Menominee - Sociopolitical Organization

Social Organization. Prior to contact with Europeans the Menominee were organized into semisedentary villages of extended family groups. Involvement in the fur trade undermined this system and led to the development of a band System of social organization that persisted until the reservation period. After their arrival on the reservation many Menominee grouped according to their band affiliations, but with a more sedentary way of life, band identities gradually disappeared.

Political Organization. The formal political structure of the aboriginal Menominee consisted of a tribal chief, who was the head of the Bear moiety and whose position was inherited, and several lesser hereditary chiefs, who were heads of the various totemic descent groups. Descent group chiefs constituted a village council and regulated civil affairs to a limited extent. In addition, there were chiefs who won Prestige through dreams or special prowess and who served as keepers of the war medicines and as public spokesmen for the hereditary leaders. Under the influence of the fur trade, Leadership qualifications were modified to include success in obtaining furs, directing hunting and trading expeditions, obtaining credit, public speaking, and getting along well with Whites and other Indian tribes.

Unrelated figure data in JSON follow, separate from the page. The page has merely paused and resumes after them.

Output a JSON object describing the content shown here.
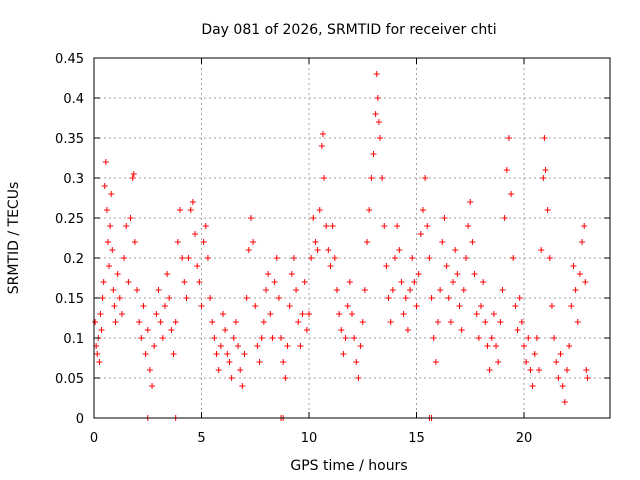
{
  "chart_data": {
    "type": "scatter",
    "title": "Day 081 of 2026, SRMTID for receiver chti",
    "xlabel": "GPS time / hours",
    "ylabel": "SRMTID / TECUs",
    "xlim": [
      0,
      24
    ],
    "ylim": [
      0,
      0.45
    ],
    "xticks": [
      0,
      5,
      10,
      15,
      20
    ],
    "xtick_labels": [
      "0",
      "5",
      "10",
      "15",
      "20"
    ],
    "yticks": [
      0,
      0.05,
      0.1,
      0.15,
      0.2,
      0.25,
      0.3,
      0.35,
      0.4,
      0.45
    ],
    "ytick_labels": [
      "0",
      "0.05",
      "0.1",
      "0.15",
      "0.2",
      "0.25",
      "0.3",
      "0.35",
      "0.4",
      "0.45"
    ],
    "grid": true,
    "marker": "plus",
    "series_color": "#ff0000",
    "series": [
      {
        "name": "SRMTID",
        "points": [
          [
            0.05,
            0.12
          ],
          [
            0.1,
            0.09
          ],
          [
            0.15,
            0.08
          ],
          [
            0.2,
            0.1
          ],
          [
            0.25,
            0.07
          ],
          [
            0.3,
            0.13
          ],
          [
            0.35,
            0.11
          ],
          [
            0.4,
            0.15
          ],
          [
            0.45,
            0.17
          ],
          [
            0.5,
            0.29
          ],
          [
            0.55,
            0.32
          ],
          [
            0.6,
            0.26
          ],
          [
            0.65,
            0.22
          ],
          [
            0.7,
            0.19
          ],
          [
            0.75,
            0.24
          ],
          [
            0.8,
            0.28
          ],
          [
            0.85,
            0.21
          ],
          [
            0.9,
            0.16
          ],
          [
            0.95,
            0.14
          ],
          [
            1.0,
            0.12
          ],
          [
            1.1,
            0.18
          ],
          [
            1.2,
            0.15
          ],
          [
            1.3,
            0.13
          ],
          [
            1.4,
            0.2
          ],
          [
            1.5,
            0.24
          ],
          [
            1.6,
            0.17
          ],
          [
            1.7,
            0.25
          ],
          [
            1.8,
            0.3
          ],
          [
            1.85,
            0.305
          ],
          [
            1.9,
            0.22
          ],
          [
            2.0,
            0.16
          ],
          [
            2.1,
            0.12
          ],
          [
            2.2,
            0.1
          ],
          [
            2.3,
            0.14
          ],
          [
            2.4,
            0.08
          ],
          [
            2.5,
            0.11
          ],
          [
            2.6,
            0.06
          ],
          [
            2.7,
            0.04
          ],
          [
            2.8,
            0.09
          ],
          [
            2.9,
            0.13
          ],
          [
            3.0,
            0.16
          ],
          [
            3.1,
            0.12
          ],
          [
            3.2,
            0.1
          ],
          [
            3.3,
            0.14
          ],
          [
            3.4,
            0.18
          ],
          [
            3.5,
            0.15
          ],
          [
            3.6,
            0.11
          ],
          [
            3.7,
            0.08
          ],
          [
            3.8,
            0.12
          ],
          [
            3.9,
            0.22
          ],
          [
            4.0,
            0.26
          ],
          [
            4.1,
            0.2
          ],
          [
            4.2,
            0.17
          ],
          [
            4.3,
            0.15
          ],
          [
            4.4,
            0.2
          ],
          [
            4.5,
            0.26
          ],
          [
            4.6,
            0.27
          ],
          [
            4.7,
            0.23
          ],
          [
            4.8,
            0.19
          ],
          [
            4.9,
            0.17
          ],
          [
            5.0,
            0.14
          ],
          [
            5.1,
            0.22
          ],
          [
            5.2,
            0.24
          ],
          [
            5.3,
            0.2
          ],
          [
            5.4,
            0.15
          ],
          [
            5.5,
            0.12
          ],
          [
            5.6,
            0.1
          ],
          [
            5.7,
            0.08
          ],
          [
            5.8,
            0.06
          ],
          [
            5.9,
            0.09
          ],
          [
            6.0,
            0.13
          ],
          [
            6.1,
            0.11
          ],
          [
            6.2,
            0.08
          ],
          [
            6.3,
            0.07
          ],
          [
            6.4,
            0.05
          ],
          [
            6.5,
            0.1
          ],
          [
            6.6,
            0.12
          ],
          [
            6.7,
            0.09
          ],
          [
            6.8,
            0.06
          ],
          [
            6.9,
            0.04
          ],
          [
            7.0,
            0.08
          ],
          [
            7.1,
            0.15
          ],
          [
            7.2,
            0.21
          ],
          [
            7.3,
            0.25
          ],
          [
            7.4,
            0.22
          ],
          [
            7.5,
            0.14
          ],
          [
            7.6,
            0.09
          ],
          [
            7.7,
            0.07
          ],
          [
            7.8,
            0.1
          ],
          [
            7.9,
            0.12
          ],
          [
            8.0,
            0.16
          ],
          [
            8.1,
            0.18
          ],
          [
            8.2,
            0.13
          ],
          [
            8.3,
            0.1
          ],
          [
            8.4,
            0.17
          ],
          [
            8.5,
            0.2
          ],
          [
            8.6,
            0.15
          ],
          [
            8.7,
            0.1
          ],
          [
            8.8,
            0.07
          ],
          [
            8.9,
            0.05
          ],
          [
            9.0,
            0.09
          ],
          [
            9.1,
            0.14
          ],
          [
            9.2,
            0.18
          ],
          [
            9.3,
            0.2
          ],
          [
            9.4,
            0.16
          ],
          [
            9.5,
            0.12
          ],
          [
            9.6,
            0.09
          ],
          [
            9.7,
            0.13
          ],
          [
            9.8,
            0.17
          ],
          [
            9.9,
            0.11
          ],
          [
            10.0,
            0.13
          ],
          [
            10.1,
            0.2
          ],
          [
            10.2,
            0.25
          ],
          [
            10.3,
            0.22
          ],
          [
            10.4,
            0.21
          ],
          [
            10.5,
            0.26
          ],
          [
            10.6,
            0.34
          ],
          [
            10.65,
            0.355
          ],
          [
            10.7,
            0.3
          ],
          [
            10.8,
            0.24
          ],
          [
            10.9,
            0.21
          ],
          [
            11.0,
            0.19
          ],
          [
            11.1,
            0.24
          ],
          [
            11.2,
            0.2
          ],
          [
            11.3,
            0.16
          ],
          [
            11.4,
            0.13
          ],
          [
            11.5,
            0.11
          ],
          [
            11.6,
            0.08
          ],
          [
            11.7,
            0.1
          ],
          [
            11.8,
            0.14
          ],
          [
            11.9,
            0.17
          ],
          [
            12.0,
            0.13
          ],
          [
            12.1,
            0.1
          ],
          [
            12.2,
            0.07
          ],
          [
            12.3,
            0.05
          ],
          [
            12.4,
            0.09
          ],
          [
            12.5,
            0.12
          ],
          [
            12.6,
            0.16
          ],
          [
            12.7,
            0.22
          ],
          [
            12.8,
            0.26
          ],
          [
            12.9,
            0.3
          ],
          [
            13.0,
            0.33
          ],
          [
            13.1,
            0.38
          ],
          [
            13.15,
            0.43
          ],
          [
            13.2,
            0.4
          ],
          [
            13.25,
            0.37
          ],
          [
            13.3,
            0.35
          ],
          [
            13.4,
            0.3
          ],
          [
            13.5,
            0.24
          ],
          [
            13.6,
            0.19
          ],
          [
            13.7,
            0.15
          ],
          [
            13.8,
            0.12
          ],
          [
            13.9,
            0.16
          ],
          [
            14.0,
            0.2
          ],
          [
            14.1,
            0.24
          ],
          [
            14.2,
            0.21
          ],
          [
            14.3,
            0.17
          ],
          [
            14.4,
            0.13
          ],
          [
            14.5,
            0.15
          ],
          [
            14.6,
            0.11
          ],
          [
            14.7,
            0.16
          ],
          [
            14.8,
            0.2
          ],
          [
            14.9,
            0.17
          ],
          [
            15.0,
            0.14
          ],
          [
            15.1,
            0.18
          ],
          [
            15.2,
            0.23
          ],
          [
            15.3,
            0.26
          ],
          [
            15.4,
            0.3
          ],
          [
            15.5,
            0.24
          ],
          [
            15.6,
            0.2
          ],
          [
            15.7,
            0.15
          ],
          [
            15.8,
            0.1
          ],
          [
            15.9,
            0.07
          ],
          [
            16.0,
            0.12
          ],
          [
            16.1,
            0.16
          ],
          [
            16.2,
            0.22
          ],
          [
            16.3,
            0.25
          ],
          [
            16.4,
            0.19
          ],
          [
            16.5,
            0.15
          ],
          [
            16.6,
            0.12
          ],
          [
            16.7,
            0.17
          ],
          [
            16.8,
            0.21
          ],
          [
            16.9,
            0.18
          ],
          [
            17.0,
            0.14
          ],
          [
            17.1,
            0.11
          ],
          [
            17.2,
            0.16
          ],
          [
            17.3,
            0.2
          ],
          [
            17.4,
            0.24
          ],
          [
            17.5,
            0.27
          ],
          [
            17.6,
            0.22
          ],
          [
            17.7,
            0.18
          ],
          [
            17.8,
            0.13
          ],
          [
            17.9,
            0.1
          ],
          [
            18.0,
            0.14
          ],
          [
            18.1,
            0.17
          ],
          [
            18.2,
            0.12
          ],
          [
            18.3,
            0.09
          ],
          [
            18.4,
            0.06
          ],
          [
            18.5,
            0.1
          ],
          [
            18.6,
            0.13
          ],
          [
            18.7,
            0.09
          ],
          [
            18.8,
            0.07
          ],
          [
            18.9,
            0.12
          ],
          [
            19.0,
            0.16
          ],
          [
            19.1,
            0.25
          ],
          [
            19.2,
            0.31
          ],
          [
            19.3,
            0.35
          ],
          [
            19.4,
            0.28
          ],
          [
            19.5,
            0.2
          ],
          [
            19.6,
            0.14
          ],
          [
            19.7,
            0.11
          ],
          [
            19.8,
            0.15
          ],
          [
            19.9,
            0.12
          ],
          [
            20.0,
            0.09
          ],
          [
            20.1,
            0.07
          ],
          [
            20.2,
            0.1
          ],
          [
            20.3,
            0.06
          ],
          [
            20.4,
            0.04
          ],
          [
            20.5,
            0.08
          ],
          [
            20.6,
            0.1
          ],
          [
            20.7,
            0.06
          ],
          [
            20.8,
            0.21
          ],
          [
            20.9,
            0.3
          ],
          [
            20.95,
            0.35
          ],
          [
            21.0,
            0.31
          ],
          [
            21.1,
            0.26
          ],
          [
            21.2,
            0.2
          ],
          [
            21.3,
            0.14
          ],
          [
            21.4,
            0.1
          ],
          [
            21.5,
            0.07
          ],
          [
            21.6,
            0.05
          ],
          [
            21.7,
            0.08
          ],
          [
            21.8,
            0.04
          ],
          [
            21.9,
            0.02
          ],
          [
            22.0,
            0.06
          ],
          [
            22.1,
            0.09
          ],
          [
            22.2,
            0.14
          ],
          [
            22.3,
            0.19
          ],
          [
            22.4,
            0.16
          ],
          [
            22.5,
            0.12
          ],
          [
            22.6,
            0.18
          ],
          [
            22.7,
            0.22
          ],
          [
            22.8,
            0.24
          ],
          [
            22.85,
            0.17
          ],
          [
            22.9,
            0.06
          ],
          [
            22.95,
            0.05
          ],
          [
            2.5,
            0.0
          ],
          [
            3.8,
            0.0
          ],
          [
            8.7,
            0.0
          ],
          [
            8.8,
            0.0
          ],
          [
            15.6,
            0.0
          ],
          [
            15.7,
            0.0
          ]
        ]
      }
    ]
  }
}
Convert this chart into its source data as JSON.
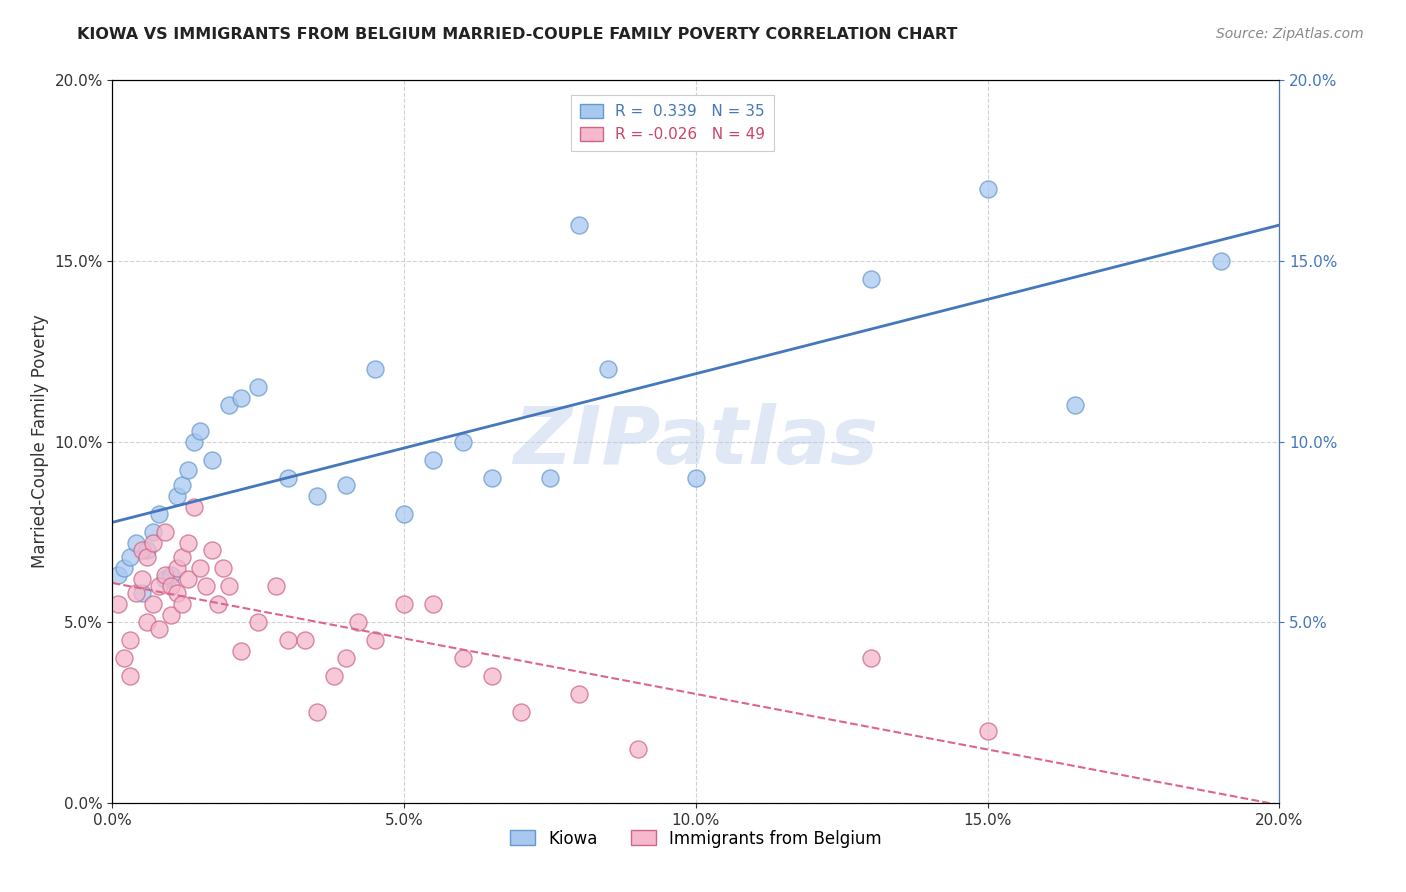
{
  "title": "KIOWA VS IMMIGRANTS FROM BELGIUM MARRIED-COUPLE FAMILY POVERTY CORRELATION CHART",
  "source": "Source: ZipAtlas.com",
  "ylabel": "Married-Couple Family Poverty",
  "watermark": "ZIPatlas",
  "kiowa_R": 0.339,
  "kiowa_N": 35,
  "belgium_R": -0.026,
  "belgium_N": 49,
  "kiowa_color": "#a8c8f0",
  "belgium_color": "#f5b8cc",
  "kiowa_edge_color": "#6699cc",
  "belgium_edge_color": "#cc6688",
  "kiowa_line_color": "#4477bb",
  "belgium_line_color": "#dd6688",
  "background_color": "#ffffff",
  "grid_color": "#cccccc",
  "xlim": [
    0,
    0.2
  ],
  "ylim": [
    0,
    0.2
  ],
  "kiowa_x": [
    0.001,
    0.002,
    0.003,
    0.004,
    0.005,
    0.006,
    0.007,
    0.008,
    0.009,
    0.01,
    0.011,
    0.012,
    0.013,
    0.014,
    0.015,
    0.017,
    0.02,
    0.022,
    0.025,
    0.03,
    0.035,
    0.04,
    0.045,
    0.05,
    0.055,
    0.06,
    0.065,
    0.075,
    0.08,
    0.085,
    0.1,
    0.13,
    0.15,
    0.165,
    0.19
  ],
  "kiowa_y": [
    0.063,
    0.065,
    0.068,
    0.072,
    0.058,
    0.07,
    0.075,
    0.08,
    0.062,
    0.063,
    0.085,
    0.088,
    0.092,
    0.1,
    0.103,
    0.095,
    0.11,
    0.112,
    0.115,
    0.09,
    0.085,
    0.088,
    0.12,
    0.08,
    0.095,
    0.1,
    0.09,
    0.09,
    0.16,
    0.12,
    0.09,
    0.145,
    0.17,
    0.11,
    0.15
  ],
  "belgium_x": [
    0.001,
    0.002,
    0.003,
    0.003,
    0.004,
    0.005,
    0.005,
    0.006,
    0.006,
    0.007,
    0.007,
    0.008,
    0.008,
    0.009,
    0.009,
    0.01,
    0.01,
    0.011,
    0.011,
    0.012,
    0.012,
    0.013,
    0.013,
    0.014,
    0.015,
    0.016,
    0.017,
    0.018,
    0.019,
    0.02,
    0.022,
    0.025,
    0.028,
    0.03,
    0.033,
    0.035,
    0.038,
    0.04,
    0.042,
    0.045,
    0.05,
    0.055,
    0.06,
    0.065,
    0.07,
    0.08,
    0.09,
    0.13,
    0.15
  ],
  "belgium_y": [
    0.055,
    0.04,
    0.035,
    0.045,
    0.058,
    0.062,
    0.07,
    0.05,
    0.068,
    0.055,
    0.072,
    0.048,
    0.06,
    0.063,
    0.075,
    0.052,
    0.06,
    0.058,
    0.065,
    0.055,
    0.068,
    0.072,
    0.062,
    0.082,
    0.065,
    0.06,
    0.07,
    0.055,
    0.065,
    0.06,
    0.042,
    0.05,
    0.06,
    0.045,
    0.045,
    0.025,
    0.035,
    0.04,
    0.05,
    0.045,
    0.055,
    0.055,
    0.04,
    0.035,
    0.025,
    0.03,
    0.015,
    0.04,
    0.02
  ]
}
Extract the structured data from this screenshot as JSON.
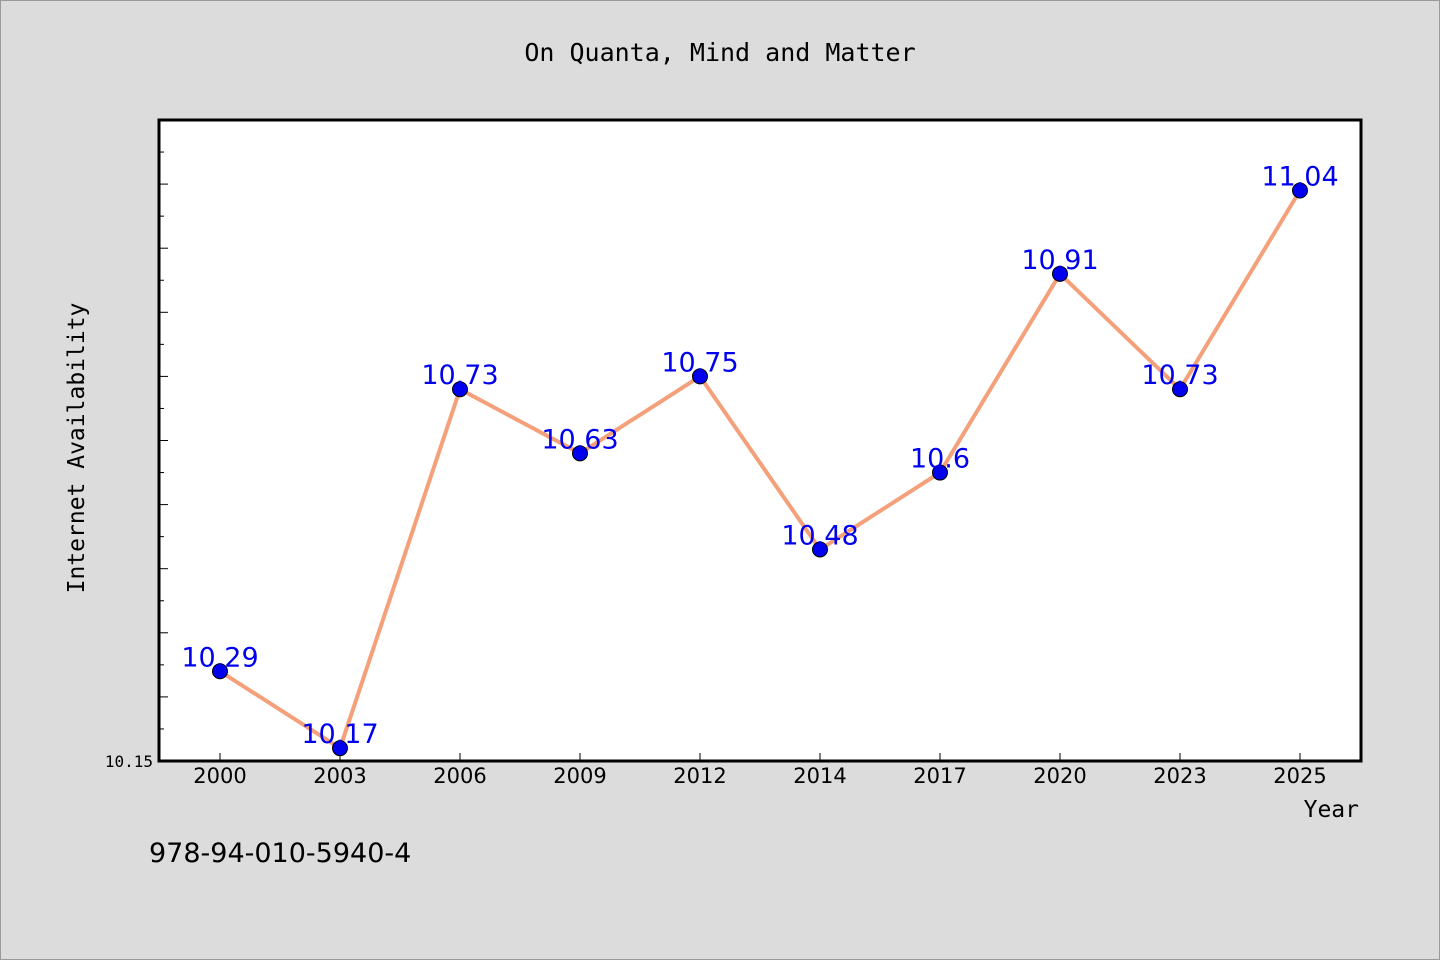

Social Control. A strong belief in witchcraft functioned as a form of social control among the aboriginal and historic Menominee and persists today among traditional Menominee. The witch could be any powerful elder, and his victims, deviant members of the group who failed to observe the group's prescriptions for behavior.

Conflict. The Menominee were unprepared for self-government when their reservation status was terminated in 1961, and significant health, housing, education, and general welfare problems developed as a result. In the 1970s, after tribal status was restored, severe intratribal differences emerged, as the Menominee sought to find solutions to these problems.